By the end of the 1970’s, when I was a boy, the entire country was like an over-flowing ashtray that had been filling up since Prohibition. The public spaces looked like a morning-after coffee table, and people just didn’t give a damn anymore.

They stubbed out cigarettes on shopping cart handles, on grocery store shelves, on the carpeted floors of department stores, on the tabletops at restaurants and bars. Nearly any flat surface was a socially acceptable option when it came to snuffing out your coffin-nail.

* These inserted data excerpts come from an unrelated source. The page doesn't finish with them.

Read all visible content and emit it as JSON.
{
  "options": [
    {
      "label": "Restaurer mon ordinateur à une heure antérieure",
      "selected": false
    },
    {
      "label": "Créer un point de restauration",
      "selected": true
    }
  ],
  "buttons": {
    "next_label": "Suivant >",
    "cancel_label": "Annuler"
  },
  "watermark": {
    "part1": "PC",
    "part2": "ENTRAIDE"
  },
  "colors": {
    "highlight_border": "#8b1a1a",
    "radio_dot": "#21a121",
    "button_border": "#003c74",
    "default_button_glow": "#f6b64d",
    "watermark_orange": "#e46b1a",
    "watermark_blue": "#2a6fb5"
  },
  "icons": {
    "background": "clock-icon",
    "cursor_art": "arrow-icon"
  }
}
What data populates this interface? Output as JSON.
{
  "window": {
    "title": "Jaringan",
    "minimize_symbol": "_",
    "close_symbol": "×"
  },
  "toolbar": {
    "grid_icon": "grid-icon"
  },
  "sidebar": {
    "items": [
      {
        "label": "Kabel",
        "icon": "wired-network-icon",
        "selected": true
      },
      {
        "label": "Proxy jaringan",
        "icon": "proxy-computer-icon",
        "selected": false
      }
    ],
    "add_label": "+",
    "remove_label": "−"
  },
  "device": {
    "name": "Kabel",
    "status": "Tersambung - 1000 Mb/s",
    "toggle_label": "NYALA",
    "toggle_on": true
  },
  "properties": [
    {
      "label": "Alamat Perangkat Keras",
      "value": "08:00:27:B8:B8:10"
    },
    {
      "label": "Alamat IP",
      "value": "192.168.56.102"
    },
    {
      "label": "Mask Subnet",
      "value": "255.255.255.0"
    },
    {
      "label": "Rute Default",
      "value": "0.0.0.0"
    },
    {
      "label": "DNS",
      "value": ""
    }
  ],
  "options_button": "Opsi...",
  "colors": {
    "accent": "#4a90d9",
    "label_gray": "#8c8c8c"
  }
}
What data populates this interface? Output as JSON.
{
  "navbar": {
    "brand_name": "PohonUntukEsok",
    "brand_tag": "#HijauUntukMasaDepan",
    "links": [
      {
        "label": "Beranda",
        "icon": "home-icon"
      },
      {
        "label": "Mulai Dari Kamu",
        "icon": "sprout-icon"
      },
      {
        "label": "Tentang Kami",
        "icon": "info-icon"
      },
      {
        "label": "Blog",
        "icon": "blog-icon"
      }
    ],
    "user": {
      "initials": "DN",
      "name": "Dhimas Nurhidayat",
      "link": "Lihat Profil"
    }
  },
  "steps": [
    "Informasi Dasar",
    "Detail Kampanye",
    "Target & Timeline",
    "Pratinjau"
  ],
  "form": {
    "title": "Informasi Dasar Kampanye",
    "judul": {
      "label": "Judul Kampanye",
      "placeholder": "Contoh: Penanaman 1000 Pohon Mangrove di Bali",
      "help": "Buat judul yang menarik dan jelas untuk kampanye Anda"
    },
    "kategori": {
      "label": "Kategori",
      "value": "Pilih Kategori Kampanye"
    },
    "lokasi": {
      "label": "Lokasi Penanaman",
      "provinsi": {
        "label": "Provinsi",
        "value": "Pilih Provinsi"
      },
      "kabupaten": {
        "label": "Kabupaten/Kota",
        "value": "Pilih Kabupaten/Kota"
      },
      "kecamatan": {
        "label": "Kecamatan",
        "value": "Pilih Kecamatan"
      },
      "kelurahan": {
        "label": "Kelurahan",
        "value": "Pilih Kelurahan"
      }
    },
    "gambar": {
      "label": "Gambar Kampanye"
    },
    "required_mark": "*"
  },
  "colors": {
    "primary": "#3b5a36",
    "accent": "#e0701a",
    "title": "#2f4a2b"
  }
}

Part of it was just the times. America was grubbier then. There was a sort of gray film that coated everything and the whole nation had the feeling of being worn and lived-in, like a building that had seen too many tenants.

It was completely normal to see someone answer a telephone, pick up a pencil, and start writing on the wall as if it were a notepad. People tossed garbage from car windows without a second thought. People poured used motor oil straight on the ground.

It was like we were all just renting the place.